Example: I post “fungame.com” on Show HN, you visit it, and in the background the JavaScript calls Facebook on your behalf (using your Facebook authentication cookie) and adds me as friend.
By default such cross-domain requests from JavaScript are disallowed, but CORS allows it if the server specifically opt-in. But the check happen in the browser, since the purpose is to protect the user of the browser.
There are some weird exceptions to this, for example a client can always GET and POST data to another domain under certain constraints, since this have always been possible using HTML forms. So it is not obvious what is possible and what isnt.
Is there a reason this has to happen client side with extra pre-flight requests? Taking your example, why couldn't Facebook's server just check the origin header and then reject all request from unapproved origins server side instead?

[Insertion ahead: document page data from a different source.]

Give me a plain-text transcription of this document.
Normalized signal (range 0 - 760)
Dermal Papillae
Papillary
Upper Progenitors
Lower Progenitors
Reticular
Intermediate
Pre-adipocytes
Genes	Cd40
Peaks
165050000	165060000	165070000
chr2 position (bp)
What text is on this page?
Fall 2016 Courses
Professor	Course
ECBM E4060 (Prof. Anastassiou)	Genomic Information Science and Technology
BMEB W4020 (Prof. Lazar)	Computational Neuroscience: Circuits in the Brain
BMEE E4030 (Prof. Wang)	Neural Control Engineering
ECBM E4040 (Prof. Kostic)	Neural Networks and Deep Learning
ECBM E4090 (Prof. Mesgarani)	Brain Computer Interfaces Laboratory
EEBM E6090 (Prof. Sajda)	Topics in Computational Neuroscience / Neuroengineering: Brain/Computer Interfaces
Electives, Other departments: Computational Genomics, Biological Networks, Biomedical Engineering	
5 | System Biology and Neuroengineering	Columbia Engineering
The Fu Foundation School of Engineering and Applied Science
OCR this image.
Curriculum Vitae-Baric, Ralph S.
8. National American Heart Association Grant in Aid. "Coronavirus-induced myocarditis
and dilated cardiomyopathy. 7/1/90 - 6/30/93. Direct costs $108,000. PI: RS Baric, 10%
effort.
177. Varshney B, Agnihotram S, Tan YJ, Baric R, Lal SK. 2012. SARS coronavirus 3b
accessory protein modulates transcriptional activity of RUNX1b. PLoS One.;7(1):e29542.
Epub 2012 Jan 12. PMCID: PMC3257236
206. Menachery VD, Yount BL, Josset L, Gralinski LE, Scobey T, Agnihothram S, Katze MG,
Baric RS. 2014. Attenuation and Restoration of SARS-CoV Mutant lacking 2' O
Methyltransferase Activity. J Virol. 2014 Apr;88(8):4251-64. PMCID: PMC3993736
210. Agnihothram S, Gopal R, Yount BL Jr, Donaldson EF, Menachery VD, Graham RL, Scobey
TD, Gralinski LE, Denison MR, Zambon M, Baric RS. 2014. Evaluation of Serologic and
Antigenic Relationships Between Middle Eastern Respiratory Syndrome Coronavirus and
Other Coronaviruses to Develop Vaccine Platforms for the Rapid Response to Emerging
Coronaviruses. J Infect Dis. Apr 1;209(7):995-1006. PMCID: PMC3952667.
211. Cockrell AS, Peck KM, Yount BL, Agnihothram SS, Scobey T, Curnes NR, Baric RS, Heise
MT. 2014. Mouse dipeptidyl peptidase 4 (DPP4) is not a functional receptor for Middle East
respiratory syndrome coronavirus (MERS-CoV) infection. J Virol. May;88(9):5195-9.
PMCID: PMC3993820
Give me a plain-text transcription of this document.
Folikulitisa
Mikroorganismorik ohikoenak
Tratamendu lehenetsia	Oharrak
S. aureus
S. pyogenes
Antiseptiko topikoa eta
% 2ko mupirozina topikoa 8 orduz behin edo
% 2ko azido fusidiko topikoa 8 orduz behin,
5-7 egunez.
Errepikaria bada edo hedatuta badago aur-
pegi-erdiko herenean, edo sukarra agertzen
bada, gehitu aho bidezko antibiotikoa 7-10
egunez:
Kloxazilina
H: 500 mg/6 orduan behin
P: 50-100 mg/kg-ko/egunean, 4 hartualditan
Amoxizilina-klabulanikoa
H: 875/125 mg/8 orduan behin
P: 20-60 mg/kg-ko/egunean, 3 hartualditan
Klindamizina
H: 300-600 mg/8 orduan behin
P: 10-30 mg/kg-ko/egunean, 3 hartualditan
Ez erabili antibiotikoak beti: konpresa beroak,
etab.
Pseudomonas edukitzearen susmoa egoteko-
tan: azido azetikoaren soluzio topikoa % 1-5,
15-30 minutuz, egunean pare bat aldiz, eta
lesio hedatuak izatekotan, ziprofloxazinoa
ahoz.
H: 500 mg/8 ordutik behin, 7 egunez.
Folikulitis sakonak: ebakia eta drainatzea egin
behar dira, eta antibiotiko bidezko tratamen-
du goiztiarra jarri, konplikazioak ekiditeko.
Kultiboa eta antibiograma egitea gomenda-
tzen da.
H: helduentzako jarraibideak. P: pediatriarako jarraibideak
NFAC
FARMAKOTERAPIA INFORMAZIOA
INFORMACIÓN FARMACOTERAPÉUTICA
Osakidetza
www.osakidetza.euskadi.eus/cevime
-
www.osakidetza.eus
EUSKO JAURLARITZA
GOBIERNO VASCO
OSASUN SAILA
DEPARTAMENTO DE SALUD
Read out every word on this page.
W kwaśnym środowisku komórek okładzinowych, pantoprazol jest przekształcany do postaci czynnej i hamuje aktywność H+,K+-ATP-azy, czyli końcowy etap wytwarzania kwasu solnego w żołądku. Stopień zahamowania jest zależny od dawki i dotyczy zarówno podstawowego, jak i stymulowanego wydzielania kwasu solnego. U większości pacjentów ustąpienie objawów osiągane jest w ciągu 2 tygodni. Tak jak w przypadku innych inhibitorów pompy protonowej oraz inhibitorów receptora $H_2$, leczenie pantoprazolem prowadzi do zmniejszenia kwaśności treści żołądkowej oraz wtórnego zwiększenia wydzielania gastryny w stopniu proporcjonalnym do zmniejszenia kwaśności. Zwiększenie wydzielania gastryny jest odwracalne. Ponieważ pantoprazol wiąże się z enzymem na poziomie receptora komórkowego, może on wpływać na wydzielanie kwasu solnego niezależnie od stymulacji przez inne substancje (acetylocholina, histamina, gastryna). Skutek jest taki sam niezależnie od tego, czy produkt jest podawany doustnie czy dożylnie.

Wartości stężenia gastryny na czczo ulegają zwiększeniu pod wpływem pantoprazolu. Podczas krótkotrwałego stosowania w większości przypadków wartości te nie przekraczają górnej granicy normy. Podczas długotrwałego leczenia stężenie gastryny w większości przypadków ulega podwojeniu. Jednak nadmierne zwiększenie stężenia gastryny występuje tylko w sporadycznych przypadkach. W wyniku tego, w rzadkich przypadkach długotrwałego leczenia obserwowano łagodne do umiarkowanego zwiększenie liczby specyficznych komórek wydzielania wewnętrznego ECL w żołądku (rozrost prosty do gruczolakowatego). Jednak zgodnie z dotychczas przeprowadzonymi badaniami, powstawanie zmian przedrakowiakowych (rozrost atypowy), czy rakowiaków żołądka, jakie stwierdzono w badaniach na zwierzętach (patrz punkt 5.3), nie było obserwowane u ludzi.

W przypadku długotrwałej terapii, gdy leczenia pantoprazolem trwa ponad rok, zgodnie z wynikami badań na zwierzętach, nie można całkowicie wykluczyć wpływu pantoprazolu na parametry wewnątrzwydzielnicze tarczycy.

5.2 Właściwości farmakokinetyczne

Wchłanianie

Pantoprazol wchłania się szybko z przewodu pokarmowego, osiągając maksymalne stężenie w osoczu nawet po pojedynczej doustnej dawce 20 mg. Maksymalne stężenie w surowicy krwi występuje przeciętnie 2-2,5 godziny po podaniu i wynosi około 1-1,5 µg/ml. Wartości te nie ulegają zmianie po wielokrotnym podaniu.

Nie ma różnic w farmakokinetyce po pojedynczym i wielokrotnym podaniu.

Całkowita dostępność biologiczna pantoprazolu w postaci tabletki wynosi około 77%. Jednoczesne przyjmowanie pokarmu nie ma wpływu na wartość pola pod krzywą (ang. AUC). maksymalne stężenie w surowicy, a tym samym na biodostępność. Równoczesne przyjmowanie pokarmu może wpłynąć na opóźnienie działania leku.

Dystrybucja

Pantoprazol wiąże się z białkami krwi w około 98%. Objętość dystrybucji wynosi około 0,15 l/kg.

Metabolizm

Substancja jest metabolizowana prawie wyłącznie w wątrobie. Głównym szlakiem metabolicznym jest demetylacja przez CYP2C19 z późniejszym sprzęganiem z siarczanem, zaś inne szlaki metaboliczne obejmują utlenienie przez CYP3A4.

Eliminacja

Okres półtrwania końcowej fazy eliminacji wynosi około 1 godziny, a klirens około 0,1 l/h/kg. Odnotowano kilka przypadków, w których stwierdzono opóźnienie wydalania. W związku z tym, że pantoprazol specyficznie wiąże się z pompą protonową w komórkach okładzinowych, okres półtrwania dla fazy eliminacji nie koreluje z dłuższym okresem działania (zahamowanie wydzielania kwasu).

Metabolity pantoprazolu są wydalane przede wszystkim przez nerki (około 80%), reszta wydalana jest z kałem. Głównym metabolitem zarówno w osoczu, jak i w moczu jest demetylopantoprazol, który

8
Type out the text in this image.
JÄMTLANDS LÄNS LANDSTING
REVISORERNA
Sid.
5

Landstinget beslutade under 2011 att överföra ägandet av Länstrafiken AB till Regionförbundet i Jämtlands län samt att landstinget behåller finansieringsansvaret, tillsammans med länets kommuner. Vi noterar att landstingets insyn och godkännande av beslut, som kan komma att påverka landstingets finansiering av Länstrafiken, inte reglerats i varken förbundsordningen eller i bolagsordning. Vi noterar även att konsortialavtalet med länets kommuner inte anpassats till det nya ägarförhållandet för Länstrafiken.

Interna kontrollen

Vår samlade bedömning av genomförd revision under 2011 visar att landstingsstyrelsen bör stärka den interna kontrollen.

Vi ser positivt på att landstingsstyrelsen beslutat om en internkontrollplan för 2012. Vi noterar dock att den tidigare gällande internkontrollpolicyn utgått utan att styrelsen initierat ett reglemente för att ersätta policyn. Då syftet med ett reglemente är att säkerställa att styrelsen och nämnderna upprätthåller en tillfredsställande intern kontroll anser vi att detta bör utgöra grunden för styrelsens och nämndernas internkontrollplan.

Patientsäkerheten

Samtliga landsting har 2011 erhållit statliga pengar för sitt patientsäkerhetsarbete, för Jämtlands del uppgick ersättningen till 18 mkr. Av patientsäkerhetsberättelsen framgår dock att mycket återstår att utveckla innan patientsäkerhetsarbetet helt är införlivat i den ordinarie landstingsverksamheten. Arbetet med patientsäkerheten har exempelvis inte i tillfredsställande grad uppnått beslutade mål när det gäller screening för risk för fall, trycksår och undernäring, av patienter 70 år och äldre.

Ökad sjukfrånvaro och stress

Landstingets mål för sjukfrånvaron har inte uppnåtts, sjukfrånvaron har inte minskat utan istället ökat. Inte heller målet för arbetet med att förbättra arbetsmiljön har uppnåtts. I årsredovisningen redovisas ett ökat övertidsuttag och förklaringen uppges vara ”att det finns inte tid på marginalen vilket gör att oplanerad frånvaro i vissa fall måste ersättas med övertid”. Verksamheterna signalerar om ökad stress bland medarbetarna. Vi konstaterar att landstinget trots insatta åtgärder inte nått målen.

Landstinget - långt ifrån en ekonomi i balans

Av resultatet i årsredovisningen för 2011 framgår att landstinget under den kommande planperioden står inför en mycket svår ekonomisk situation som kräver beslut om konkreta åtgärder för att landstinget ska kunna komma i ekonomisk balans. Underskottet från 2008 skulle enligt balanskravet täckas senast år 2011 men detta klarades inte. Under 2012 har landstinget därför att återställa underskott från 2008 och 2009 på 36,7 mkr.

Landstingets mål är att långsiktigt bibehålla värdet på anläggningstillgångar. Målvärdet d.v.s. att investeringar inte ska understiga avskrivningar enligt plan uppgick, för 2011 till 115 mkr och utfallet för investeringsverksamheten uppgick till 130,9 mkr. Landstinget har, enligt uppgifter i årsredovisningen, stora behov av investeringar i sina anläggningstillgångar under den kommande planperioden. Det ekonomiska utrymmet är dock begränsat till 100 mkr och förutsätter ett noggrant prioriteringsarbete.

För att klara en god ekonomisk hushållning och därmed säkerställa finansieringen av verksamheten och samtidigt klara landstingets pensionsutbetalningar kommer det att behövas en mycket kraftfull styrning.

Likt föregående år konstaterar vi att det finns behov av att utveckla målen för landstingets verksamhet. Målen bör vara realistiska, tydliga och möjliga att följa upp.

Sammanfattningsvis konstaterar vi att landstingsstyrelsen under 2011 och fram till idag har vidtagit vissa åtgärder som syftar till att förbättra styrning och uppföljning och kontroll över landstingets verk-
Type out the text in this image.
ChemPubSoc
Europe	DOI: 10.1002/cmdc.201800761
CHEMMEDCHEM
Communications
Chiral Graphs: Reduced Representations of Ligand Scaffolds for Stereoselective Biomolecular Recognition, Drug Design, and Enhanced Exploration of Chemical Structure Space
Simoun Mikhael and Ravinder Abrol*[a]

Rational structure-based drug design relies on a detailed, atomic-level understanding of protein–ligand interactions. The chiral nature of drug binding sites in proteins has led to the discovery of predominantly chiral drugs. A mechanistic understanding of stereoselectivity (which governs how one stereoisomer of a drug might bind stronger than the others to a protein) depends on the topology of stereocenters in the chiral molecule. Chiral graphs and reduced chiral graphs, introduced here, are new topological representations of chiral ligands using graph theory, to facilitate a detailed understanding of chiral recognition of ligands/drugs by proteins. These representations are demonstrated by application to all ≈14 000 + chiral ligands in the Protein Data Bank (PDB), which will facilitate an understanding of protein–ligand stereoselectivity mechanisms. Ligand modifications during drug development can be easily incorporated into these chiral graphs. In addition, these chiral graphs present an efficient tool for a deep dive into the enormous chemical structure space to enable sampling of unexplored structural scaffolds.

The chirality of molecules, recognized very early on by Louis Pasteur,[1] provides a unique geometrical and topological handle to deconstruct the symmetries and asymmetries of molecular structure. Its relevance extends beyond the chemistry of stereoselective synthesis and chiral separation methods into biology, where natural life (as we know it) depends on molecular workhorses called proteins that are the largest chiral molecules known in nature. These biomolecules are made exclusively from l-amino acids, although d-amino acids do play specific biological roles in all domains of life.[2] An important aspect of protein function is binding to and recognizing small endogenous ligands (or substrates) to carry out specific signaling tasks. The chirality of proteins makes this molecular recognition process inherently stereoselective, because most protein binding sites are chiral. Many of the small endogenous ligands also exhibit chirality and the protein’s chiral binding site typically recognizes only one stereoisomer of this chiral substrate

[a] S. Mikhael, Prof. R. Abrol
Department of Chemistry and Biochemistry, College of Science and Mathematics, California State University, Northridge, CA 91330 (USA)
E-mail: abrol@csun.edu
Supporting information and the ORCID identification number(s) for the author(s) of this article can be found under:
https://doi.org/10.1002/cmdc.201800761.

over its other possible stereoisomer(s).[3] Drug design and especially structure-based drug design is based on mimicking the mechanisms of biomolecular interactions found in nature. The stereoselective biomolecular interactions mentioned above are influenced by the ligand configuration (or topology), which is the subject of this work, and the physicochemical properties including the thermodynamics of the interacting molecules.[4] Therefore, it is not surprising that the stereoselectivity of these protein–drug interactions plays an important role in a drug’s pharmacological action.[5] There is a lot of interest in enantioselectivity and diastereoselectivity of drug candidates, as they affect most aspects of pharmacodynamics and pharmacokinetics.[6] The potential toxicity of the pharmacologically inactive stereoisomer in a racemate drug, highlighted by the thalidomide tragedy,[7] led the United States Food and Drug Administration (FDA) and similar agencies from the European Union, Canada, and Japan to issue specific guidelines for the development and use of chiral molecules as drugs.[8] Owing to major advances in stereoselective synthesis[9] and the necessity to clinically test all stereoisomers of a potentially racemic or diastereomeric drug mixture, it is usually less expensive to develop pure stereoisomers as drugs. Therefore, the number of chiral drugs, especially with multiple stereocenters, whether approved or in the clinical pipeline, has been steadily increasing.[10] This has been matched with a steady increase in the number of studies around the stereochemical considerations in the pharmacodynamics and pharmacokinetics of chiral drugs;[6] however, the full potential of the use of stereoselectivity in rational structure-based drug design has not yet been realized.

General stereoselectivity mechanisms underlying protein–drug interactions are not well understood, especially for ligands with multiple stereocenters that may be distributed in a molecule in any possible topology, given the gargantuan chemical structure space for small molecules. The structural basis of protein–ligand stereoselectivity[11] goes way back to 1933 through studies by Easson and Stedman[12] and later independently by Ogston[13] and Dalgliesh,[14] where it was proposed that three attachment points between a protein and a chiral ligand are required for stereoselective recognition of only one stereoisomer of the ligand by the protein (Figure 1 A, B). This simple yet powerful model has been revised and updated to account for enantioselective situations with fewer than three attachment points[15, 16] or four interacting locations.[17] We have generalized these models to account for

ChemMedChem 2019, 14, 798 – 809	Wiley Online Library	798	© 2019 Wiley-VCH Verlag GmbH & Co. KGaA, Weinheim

> Example: I post “fungame.com” on Show HN, you visit it, and in the background the JavaScript calls Facebook on your behalf (using your Facebook authentication cookie) and adds me as friend.
Isn't that what CSRF protections are for, not CORS? There are other (very old) ways to trick a user into doing a POST that wouldn't be blocked by CORS -- and as you say, GET and some POST requests can always be sent but you don't see the response.
My understanding is that the actual protection that it gives in this scenario is that the "fungame.com" JavaScript cannot read your friends list or your list of private messages (basically, blocking GET data that should not be shared to random sites, as it would violate user privacy). You still need CSRF protections regardless of CORS.